Le soluzioni giuridiche

Il Consiglio di Stato, con la pronuncia in commento, ha affermato che la necessità di garantire in modo effettivo la non contraddizione tra giudicati comporta che l'eccezione di giudicato non è sottoposta alle preclusioni (neppure documentali) previste per le fasi processuali; l'esistenza del giudicato esterno, al pari di quella del giudicato interno, non costituisce oggetto di eccezione in senso tecnico, ma è rilevabile in ogni stato e grado anche d'ufficio, senza che in ciò sia riscontrabile alcuna violazione dei principi del giusto processo.

Ne deriva la ritualità del deposito in appello della sentenza passata in giudicato nel corso del giudizio dinanzi al T.A.R. e il dovere in capo al giudice del gravame di tenere conto dell'efficacia preclusiva della prefata sentenza sia sul capo relativo alla giurisdizione sia su quello concernente il merito della pretesa.
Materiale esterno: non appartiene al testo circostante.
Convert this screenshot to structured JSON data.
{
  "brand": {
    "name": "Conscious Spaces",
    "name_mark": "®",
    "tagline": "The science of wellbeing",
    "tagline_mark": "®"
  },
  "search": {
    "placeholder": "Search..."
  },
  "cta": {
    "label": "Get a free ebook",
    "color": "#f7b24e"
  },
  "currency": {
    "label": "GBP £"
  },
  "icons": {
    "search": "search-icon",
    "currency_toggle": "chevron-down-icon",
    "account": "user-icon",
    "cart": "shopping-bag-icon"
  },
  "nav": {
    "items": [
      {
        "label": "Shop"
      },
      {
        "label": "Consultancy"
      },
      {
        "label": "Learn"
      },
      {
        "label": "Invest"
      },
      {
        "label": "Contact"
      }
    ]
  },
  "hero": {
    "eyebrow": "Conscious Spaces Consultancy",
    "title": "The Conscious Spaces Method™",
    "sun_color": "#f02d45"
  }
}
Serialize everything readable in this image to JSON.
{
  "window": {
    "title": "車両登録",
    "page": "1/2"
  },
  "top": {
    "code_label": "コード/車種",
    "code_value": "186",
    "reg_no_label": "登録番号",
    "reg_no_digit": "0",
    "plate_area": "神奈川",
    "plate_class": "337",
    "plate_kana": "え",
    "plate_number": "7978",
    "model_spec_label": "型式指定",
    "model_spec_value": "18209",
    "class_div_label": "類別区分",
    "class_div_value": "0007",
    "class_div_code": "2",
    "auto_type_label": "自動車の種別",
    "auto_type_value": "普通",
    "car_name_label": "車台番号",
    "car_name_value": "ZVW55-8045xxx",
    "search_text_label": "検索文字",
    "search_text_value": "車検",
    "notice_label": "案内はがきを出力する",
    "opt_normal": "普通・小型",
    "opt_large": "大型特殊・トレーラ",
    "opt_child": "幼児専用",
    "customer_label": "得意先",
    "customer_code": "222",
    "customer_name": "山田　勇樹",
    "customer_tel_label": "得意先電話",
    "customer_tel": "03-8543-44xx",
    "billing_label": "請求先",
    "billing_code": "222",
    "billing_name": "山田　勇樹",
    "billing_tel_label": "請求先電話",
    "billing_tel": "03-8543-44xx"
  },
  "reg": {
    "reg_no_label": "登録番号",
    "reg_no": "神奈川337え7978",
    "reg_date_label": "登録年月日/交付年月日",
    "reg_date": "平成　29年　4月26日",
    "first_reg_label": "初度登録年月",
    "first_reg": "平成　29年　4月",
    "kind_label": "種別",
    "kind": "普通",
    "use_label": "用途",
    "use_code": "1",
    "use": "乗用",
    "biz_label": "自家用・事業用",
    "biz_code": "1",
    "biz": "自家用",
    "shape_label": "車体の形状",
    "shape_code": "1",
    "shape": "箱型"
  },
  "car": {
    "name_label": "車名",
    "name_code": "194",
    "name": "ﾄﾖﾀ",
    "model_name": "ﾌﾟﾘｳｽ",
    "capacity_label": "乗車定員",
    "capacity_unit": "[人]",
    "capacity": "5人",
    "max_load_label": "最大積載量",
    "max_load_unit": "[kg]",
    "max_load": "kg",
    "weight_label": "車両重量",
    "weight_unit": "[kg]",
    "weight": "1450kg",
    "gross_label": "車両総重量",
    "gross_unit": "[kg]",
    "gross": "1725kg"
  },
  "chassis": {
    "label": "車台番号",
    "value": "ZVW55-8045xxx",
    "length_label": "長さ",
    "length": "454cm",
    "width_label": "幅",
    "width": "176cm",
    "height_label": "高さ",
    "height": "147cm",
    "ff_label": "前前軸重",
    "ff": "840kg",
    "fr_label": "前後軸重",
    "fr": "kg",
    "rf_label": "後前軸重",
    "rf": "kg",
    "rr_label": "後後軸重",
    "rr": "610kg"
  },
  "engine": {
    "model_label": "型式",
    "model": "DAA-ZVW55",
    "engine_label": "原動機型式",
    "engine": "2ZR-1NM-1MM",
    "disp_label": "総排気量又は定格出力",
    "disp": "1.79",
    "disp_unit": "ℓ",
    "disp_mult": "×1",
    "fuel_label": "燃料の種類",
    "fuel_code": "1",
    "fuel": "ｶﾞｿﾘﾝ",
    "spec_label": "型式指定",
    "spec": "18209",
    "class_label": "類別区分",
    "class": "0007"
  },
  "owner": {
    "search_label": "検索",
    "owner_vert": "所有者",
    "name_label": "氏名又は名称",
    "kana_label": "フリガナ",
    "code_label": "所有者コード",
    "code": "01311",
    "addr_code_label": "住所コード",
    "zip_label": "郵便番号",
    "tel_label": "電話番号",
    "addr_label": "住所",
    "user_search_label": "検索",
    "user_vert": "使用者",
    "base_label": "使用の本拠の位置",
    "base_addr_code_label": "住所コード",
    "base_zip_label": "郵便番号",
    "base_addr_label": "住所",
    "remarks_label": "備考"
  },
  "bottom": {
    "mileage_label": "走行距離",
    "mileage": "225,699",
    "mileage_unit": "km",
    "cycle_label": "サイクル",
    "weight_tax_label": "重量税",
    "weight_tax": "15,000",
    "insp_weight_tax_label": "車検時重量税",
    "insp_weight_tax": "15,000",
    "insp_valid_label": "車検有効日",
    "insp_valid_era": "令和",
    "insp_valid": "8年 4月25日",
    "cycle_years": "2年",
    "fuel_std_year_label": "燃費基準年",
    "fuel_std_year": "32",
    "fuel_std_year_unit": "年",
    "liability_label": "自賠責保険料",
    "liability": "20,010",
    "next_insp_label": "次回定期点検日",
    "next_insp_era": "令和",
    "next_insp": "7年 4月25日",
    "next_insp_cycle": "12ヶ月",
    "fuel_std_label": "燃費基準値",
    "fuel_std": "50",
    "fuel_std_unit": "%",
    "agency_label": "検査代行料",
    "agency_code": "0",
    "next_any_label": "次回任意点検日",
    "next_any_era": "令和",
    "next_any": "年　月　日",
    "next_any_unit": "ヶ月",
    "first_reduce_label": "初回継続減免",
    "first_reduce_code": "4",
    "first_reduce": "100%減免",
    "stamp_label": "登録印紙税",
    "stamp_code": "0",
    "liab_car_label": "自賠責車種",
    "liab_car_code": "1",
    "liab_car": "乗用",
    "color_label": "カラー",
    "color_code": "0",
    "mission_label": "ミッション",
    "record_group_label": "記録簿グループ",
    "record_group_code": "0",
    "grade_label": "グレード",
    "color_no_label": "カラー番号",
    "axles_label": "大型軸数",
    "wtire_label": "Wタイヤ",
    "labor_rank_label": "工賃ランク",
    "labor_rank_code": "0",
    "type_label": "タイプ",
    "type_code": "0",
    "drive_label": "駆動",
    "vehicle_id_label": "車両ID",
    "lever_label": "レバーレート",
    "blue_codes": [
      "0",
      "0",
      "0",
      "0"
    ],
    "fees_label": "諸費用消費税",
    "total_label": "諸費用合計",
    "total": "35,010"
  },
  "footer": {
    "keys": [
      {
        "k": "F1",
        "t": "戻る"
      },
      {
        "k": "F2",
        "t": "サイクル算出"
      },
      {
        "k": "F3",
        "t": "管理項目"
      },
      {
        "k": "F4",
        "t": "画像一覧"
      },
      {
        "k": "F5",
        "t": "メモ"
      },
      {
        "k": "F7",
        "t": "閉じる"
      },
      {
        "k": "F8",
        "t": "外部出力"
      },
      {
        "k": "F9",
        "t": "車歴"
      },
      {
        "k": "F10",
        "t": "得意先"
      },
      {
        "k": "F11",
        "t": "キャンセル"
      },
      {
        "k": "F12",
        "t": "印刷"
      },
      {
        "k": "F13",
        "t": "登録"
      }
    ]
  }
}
Da qui, l'annullamento della decisione del T.A.R., contrastante con il giudicato medio tempore intervenuto, e la declaratoria di improcedibilità del ricorso di primo grado.

Osservazioni

La sentenza in commento, condividendo l'orientamento ormai consolidato nella giurisprudenza della Corte di Cassazione (Cass., sez. un., 25 maggio 2001, n. 226; Id., 16 giugno 2006, n. 13916; Id., 17 dicembre 2007, n. 26482), riconduce il giudicato esterno tra le eccezioni in senso lato, quindi rilevabili d'ufficio dal giudice.
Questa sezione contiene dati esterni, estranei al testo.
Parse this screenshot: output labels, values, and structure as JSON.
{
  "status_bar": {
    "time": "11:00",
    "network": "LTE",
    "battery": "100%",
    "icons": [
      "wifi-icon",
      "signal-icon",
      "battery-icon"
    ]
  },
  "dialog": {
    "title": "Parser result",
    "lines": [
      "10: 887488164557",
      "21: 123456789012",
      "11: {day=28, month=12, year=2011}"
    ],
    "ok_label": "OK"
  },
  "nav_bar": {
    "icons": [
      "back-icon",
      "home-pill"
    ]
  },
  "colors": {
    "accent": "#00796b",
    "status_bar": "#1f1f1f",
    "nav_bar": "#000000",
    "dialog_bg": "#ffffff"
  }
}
L'esito interpretativo è coerente con quella lettura dell'art. 112 c.p.c., fatta propria dalla Corte di Cassazione a partire da un noto arresto del 1998 (Cass., sez. un., 3 febbraio 1998, n. 1099), secondo cui il regime normale delle eccezioni è quello della rilevabilità d'ufficio.

Tanto perché le eccezioni che possono essere proposte soltanto dalle parti - le cc.dd. eccezioni in senso stretto - sono espressione di un potere dispositivo; potere che in tanto sussiste in quanto previsto dal legislatore, esplicitamente (ad esempio, in materia di prescrizione) oppure implicitamente, ovverosia quando l'effetto giuridico dipende da una manifestazione di volontà della parte (è il caso dei diritti potestativi o, se si preferisce, delle fattispecie in cui l'effetto si produce secondo lo schema norma-fatto-potere-effetto).

Per il giudicato esterno, al pari di quello interno, non è prevista una limitazione al rilievo officioso, né esplicitamente né implicitamente giacché l'efficacia preclusiva del giudicato non soddisfa interessi meramente particolari, ma anche generali, quali la certezza e la stabilità delle relazioni giuridiche nonché la salvaguardia delle preziose risorse della giustizia; da qui, la sottrazione della questione al potere dispositivo delle parti all'interno del processo.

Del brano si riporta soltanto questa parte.